A large number of Palestinian children are being imprisoned and mistreated in the Israeli Military court system. Each year approximately 500-700 Palestinian children face prosecution. Since the beginning of 2010 to mid-2014, nearly 3,000 Palestinian children have been arrested according to Addustour newspaper.
Most commonly they are charged with ‘stone throwing’. Defence for Children International-Palestine (DCI-Palestine) reports that there are currently 99 child prisoners detained inside Israel in violation of the Fourth Geneva Convention.
Following the disappearance of three Israeli settlers on June 12, the Israeli Government launched an arrest campaign in the West Bank lasting 18 days. Six Palestinians were killed during the operation including Mohammad Dudeen, a 15-year-old from Hebron. In June alone, Israeli forces imprisoned over 700 Palestinians, 202 of them were children.
Previously, children as young as 12-year-old had been detained and prosecuted in the Israeli military detention system. In June however, the youngest documented was14-years-old who was detained and being subject to abuse.
59 children have confirmed that they went through some form of ill treatment during their detainment by the Israeli military. Some children have been forced to undergo interrogation without a lawyer present, whilst others have had to sign papers in Hebrew. Hand ties, blindfolds and physical violence were all a part of the torturing experience that these children have suffered. There are no strict guidelines exercised for the protection of minors being detained and most of the time they are unable to have their parents with them.
The detaining of Palestinian children by the Israeli court has been an on-going issue for several years. A DCI-Palestine report emphasised the increasing number of Palestinian children forced into solitary confinement by the Israeli court for purposes of interrogation. The same report also highlights that in 2013 alone, solitary confinement was used in over 21% of cases. The periods children stayed in confinement was averaged at 10 days, however the maximum case documented reached 29 days.

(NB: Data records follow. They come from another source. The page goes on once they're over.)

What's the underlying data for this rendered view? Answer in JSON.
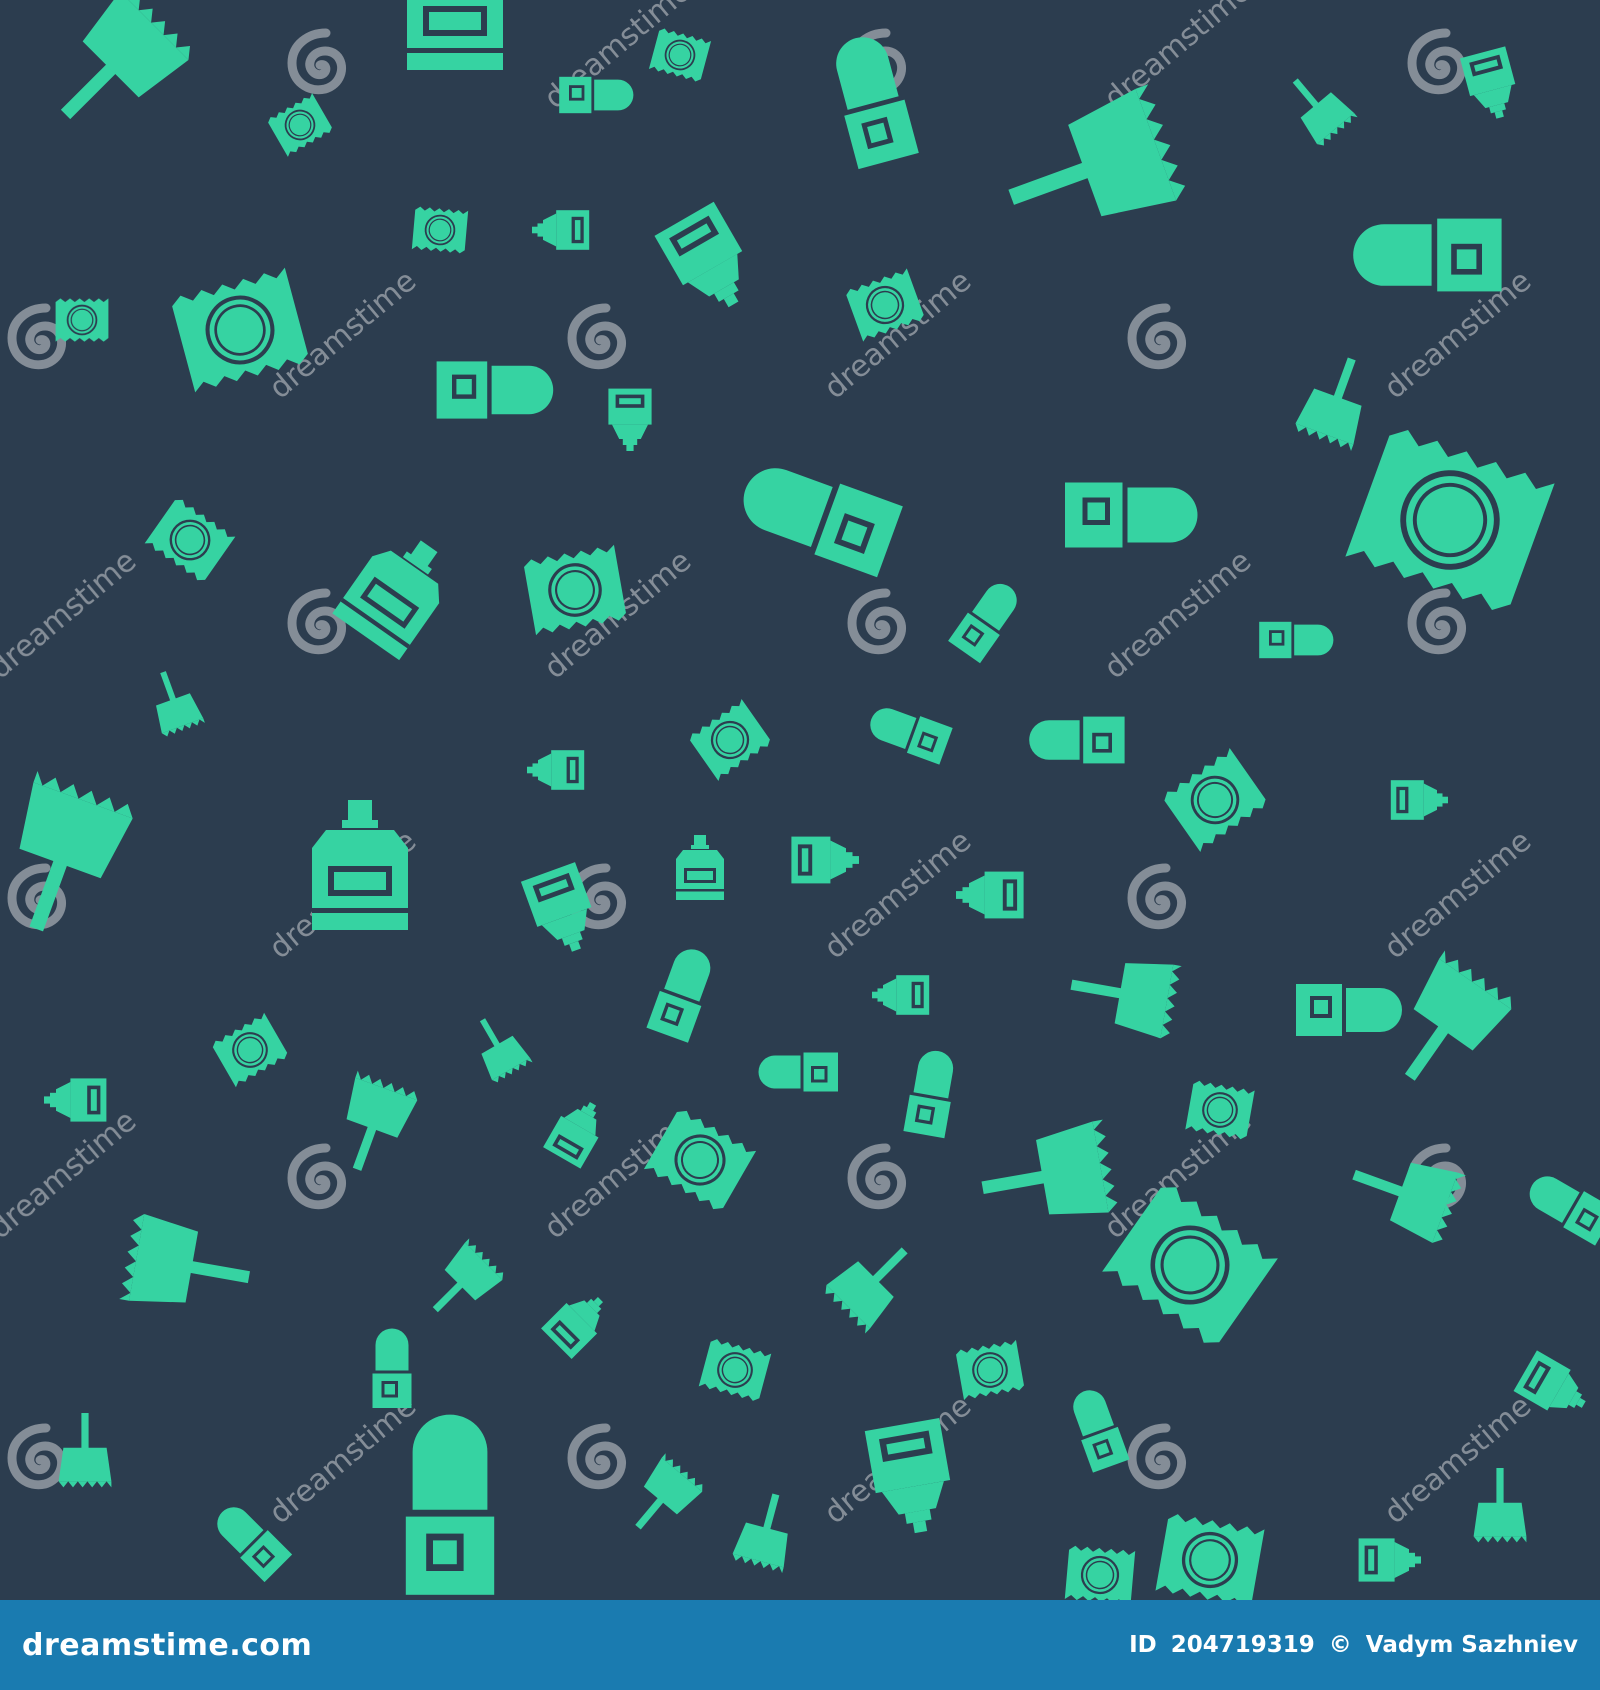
{
  "image": {
    "background_color": "#2c3d4f",
    "icon_color": "#36d3a2",
    "watermark_color": "#8f97a0",
    "icon_names": [
      "condom-packet-icon",
      "roll-on-deodorant-icon",
      "mouthwash-bottle-icon",
      "hair-dye-brush-icon",
      "ointment-tube-icon"
    ]
  },
  "watermark": {
    "text": "dreamstime",
    "logo": "spiral-logo"
  },
  "footer": {
    "brand": "dreamstime.com",
    "id_label": "ID",
    "id_value": "204719319",
    "copyright_symbol": "©",
    "author": "Vadym Sazhniev",
    "background_color": "#1a7bb0"
  }
}
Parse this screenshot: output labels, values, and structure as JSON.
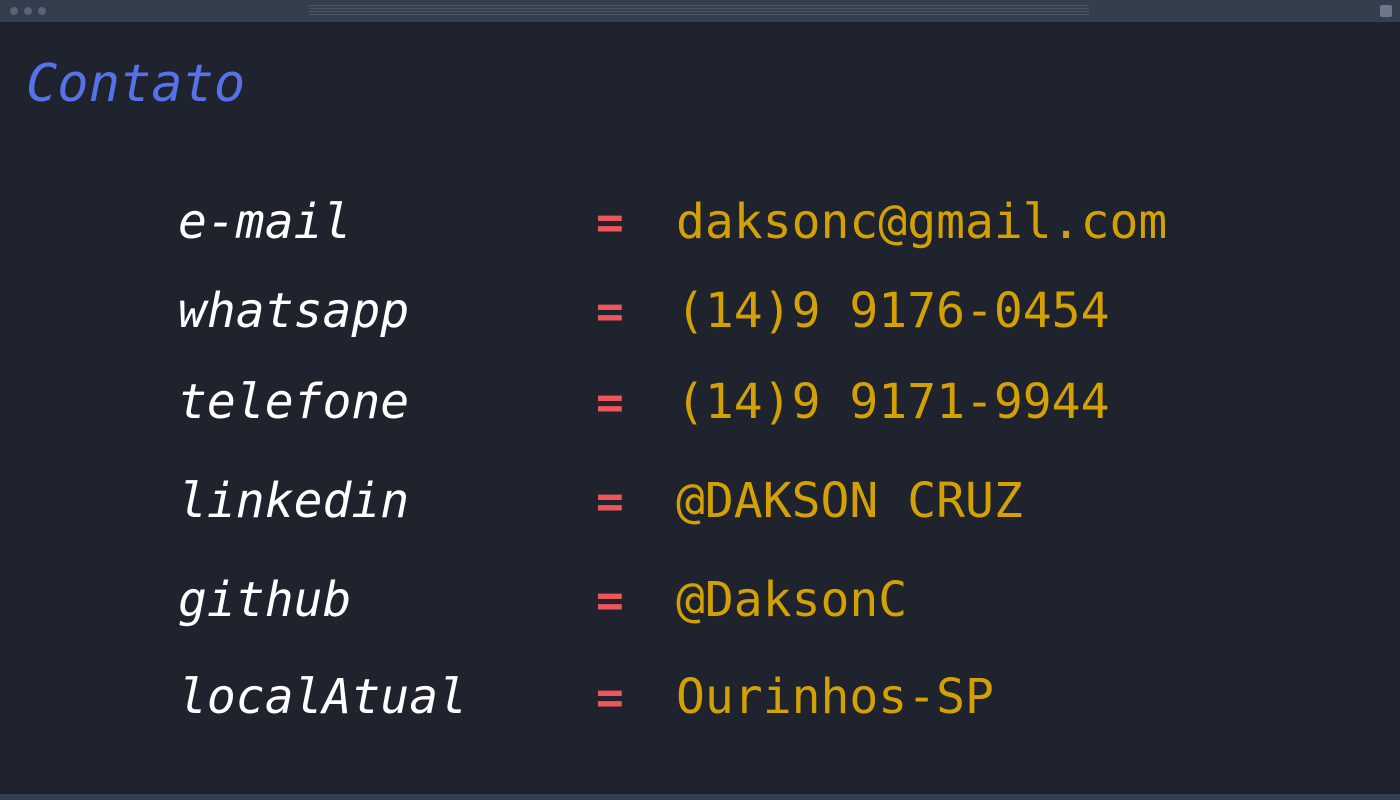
{
  "window": {
    "titlebar_icons": [
      "window-dot-icon",
      "window-dot-icon",
      "window-dot-icon",
      "drag-grip-icon",
      "window-button-icon"
    ]
  },
  "page": {
    "title": "Contato"
  },
  "contacts": [
    {
      "key": "e-mail",
      "operator": "=",
      "value": "daksonc@gmail.com"
    },
    {
      "key": "whatsapp",
      "operator": "=",
      "value": "(14)9 9176-0454"
    },
    {
      "key": "telefone",
      "operator": "=",
      "value": "(14)9 9171-9944"
    },
    {
      "key": "linkedin",
      "operator": "=",
      "value": "@DAKSON CRUZ"
    },
    {
      "key": "github",
      "operator": "=",
      "value": "@DaksonC"
    },
    {
      "key": "localAtual",
      "operator": "=",
      "value": "Ourinhos-SP"
    }
  ],
  "colors": {
    "background": "#1f232d",
    "titlebar": "#353e4d",
    "title": "#5572e8",
    "key": "#ffffff",
    "operator": "#f0555a",
    "value": "#d3a104"
  }
}
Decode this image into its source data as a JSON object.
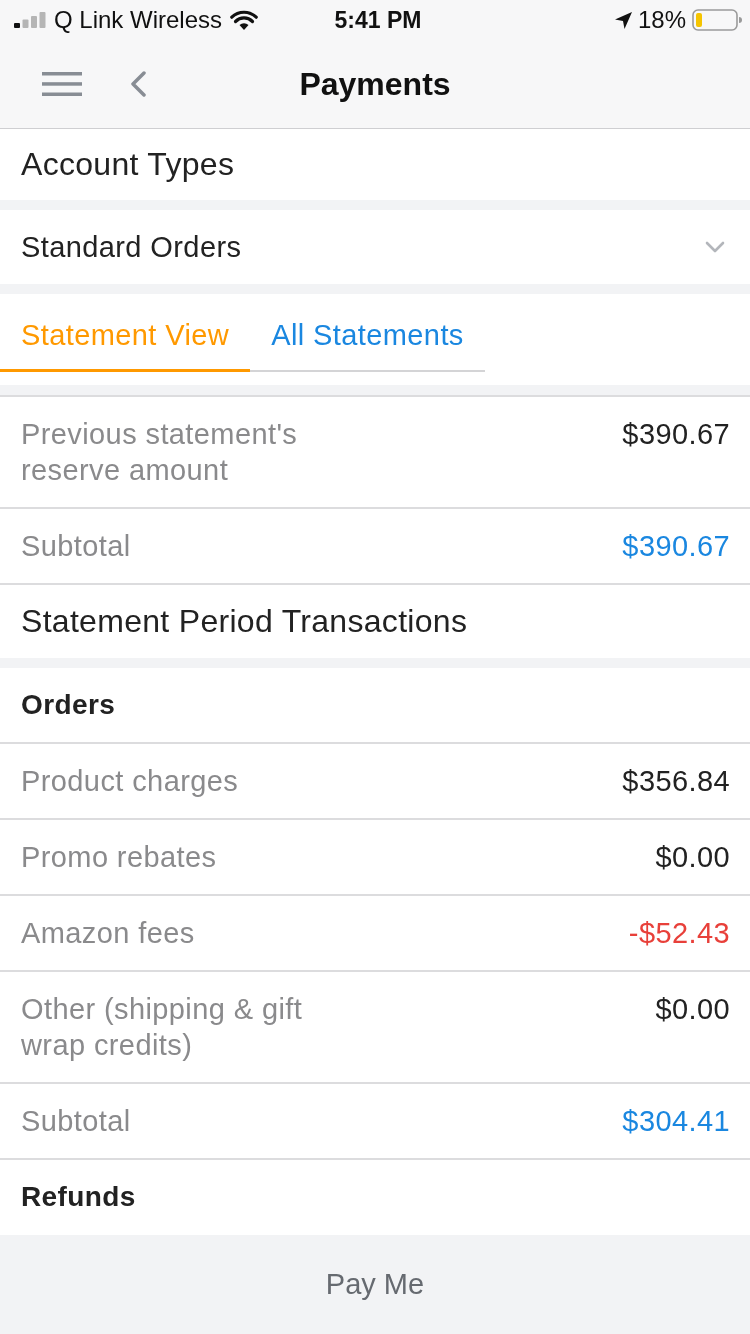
{
  "status_bar": {
    "carrier": "Q Link Wireless",
    "time": "5:41 PM",
    "battery": "18%"
  },
  "header": {
    "title": "Payments"
  },
  "account_types": {
    "title": "Account Types"
  },
  "dropdown": {
    "value": "Standard Orders"
  },
  "tabs": [
    {
      "label": "Statement View",
      "selected": true
    },
    {
      "label": "All Statements",
      "selected": false
    }
  ],
  "statement": {
    "rows": [
      {
        "kind": "item",
        "label": "Previous statement's reserve amount",
        "amount": "$390.67"
      },
      {
        "kind": "subtotal",
        "label": "Subtotal",
        "amount": "$390.67"
      },
      {
        "kind": "section",
        "label": "Statement Period Transactions"
      },
      {
        "kind": "group",
        "label": "Orders"
      },
      {
        "kind": "item",
        "label": "Product charges",
        "amount": "$356.84"
      },
      {
        "kind": "item",
        "label": "Promo rebates",
        "amount": "$0.00"
      },
      {
        "kind": "deduction",
        "label": "Amazon fees",
        "amount": "-$52.43"
      },
      {
        "kind": "item",
        "label": "Other (shipping & gift wrap credits)",
        "amount": "$0.00"
      },
      {
        "kind": "subtotal",
        "label": "Subtotal",
        "amount": "$304.41"
      },
      {
        "kind": "group",
        "label": "Refunds"
      }
    ]
  },
  "footer": {
    "button": "Pay Me"
  }
}
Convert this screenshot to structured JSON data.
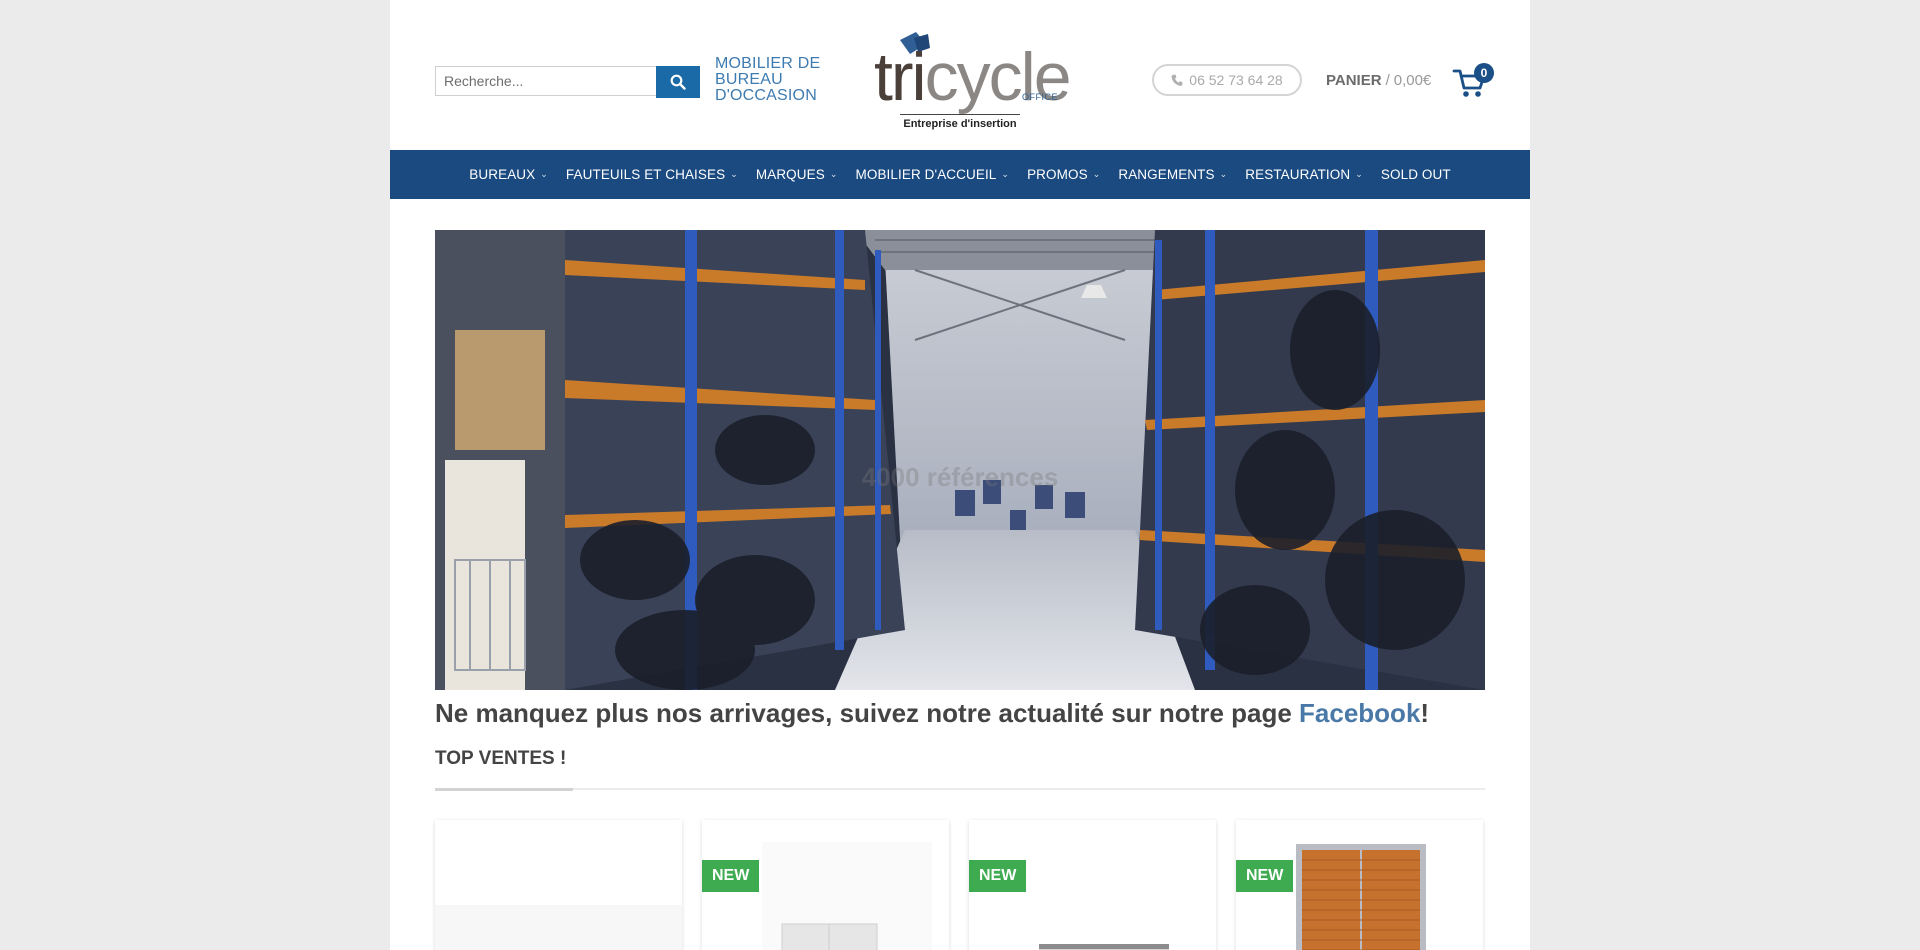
{
  "header": {
    "search_placeholder": "Recherche...",
    "tagline": "MOBILIER DE BUREAU D'OCCASION",
    "logo": {
      "word_part1": "tri",
      "word_part2": "cycle",
      "suffix": "OFFICE",
      "subtitle": "Entreprise d'insertion"
    },
    "phone": "06 52 73 64 28",
    "cart": {
      "label": "PANIER",
      "separator": "/",
      "amount": "0,00€",
      "count": "0"
    }
  },
  "nav": {
    "items": [
      {
        "label": "BUREAUX",
        "has_dropdown": true
      },
      {
        "label": "FAUTEUILS ET CHAISES",
        "has_dropdown": true
      },
      {
        "label": "MARQUES",
        "has_dropdown": true
      },
      {
        "label": "MOBILIER D'ACCUEIL",
        "has_dropdown": true
      },
      {
        "label": "PROMOS",
        "has_dropdown": true
      },
      {
        "label": "RANGEMENTS",
        "has_dropdown": true
      },
      {
        "label": "RESTAURATION",
        "has_dropdown": true
      },
      {
        "label": "SOLD OUT",
        "has_dropdown": false
      }
    ],
    "chevron": "⌄"
  },
  "hero": {
    "caption": "4000 références"
  },
  "announcement": {
    "text": "Ne manquez plus nos arrivages, suivez notre actualité sur notre page ",
    "link_text": "Facebook",
    "suffix": "!"
  },
  "top_sales": {
    "title": "TOP VENTES !",
    "products": [
      {
        "badge": ""
      },
      {
        "badge": "NEW"
      },
      {
        "badge": "NEW"
      },
      {
        "badge": "NEW"
      }
    ]
  },
  "colors": {
    "nav_bg": "#1a4a80",
    "accent_blue": "#1a6aa8",
    "badge_green": "#3fab51",
    "link_blue": "#4a79a8"
  },
  "icons": {
    "search": "search-icon",
    "phone": "phone-icon",
    "cart": "cart-icon",
    "chevron": "chevron-down-icon"
  }
}
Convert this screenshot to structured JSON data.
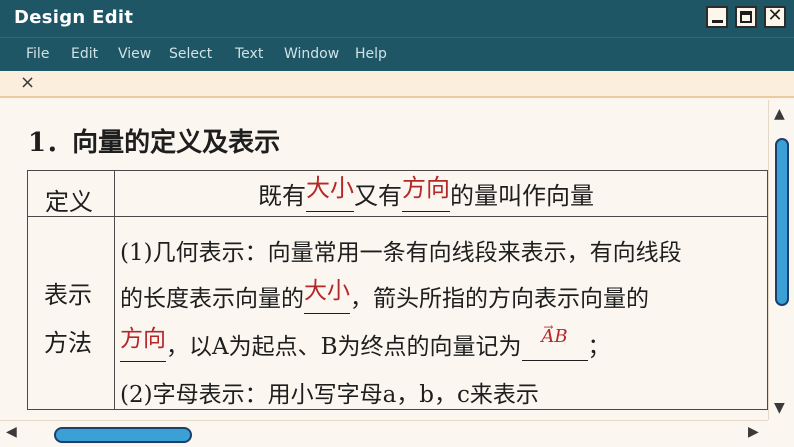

A new pilot programme, which Israel was set to adopt, has seen no successful attempts. It would require Israeli military and intelligence to summon Palestinian children for questioning as an alternative to arresting them from their homes at night. The pilot also fails to address the issues that children face once they are in military custody. Unjustified and forceful interrogations still occur against the Palestinian children.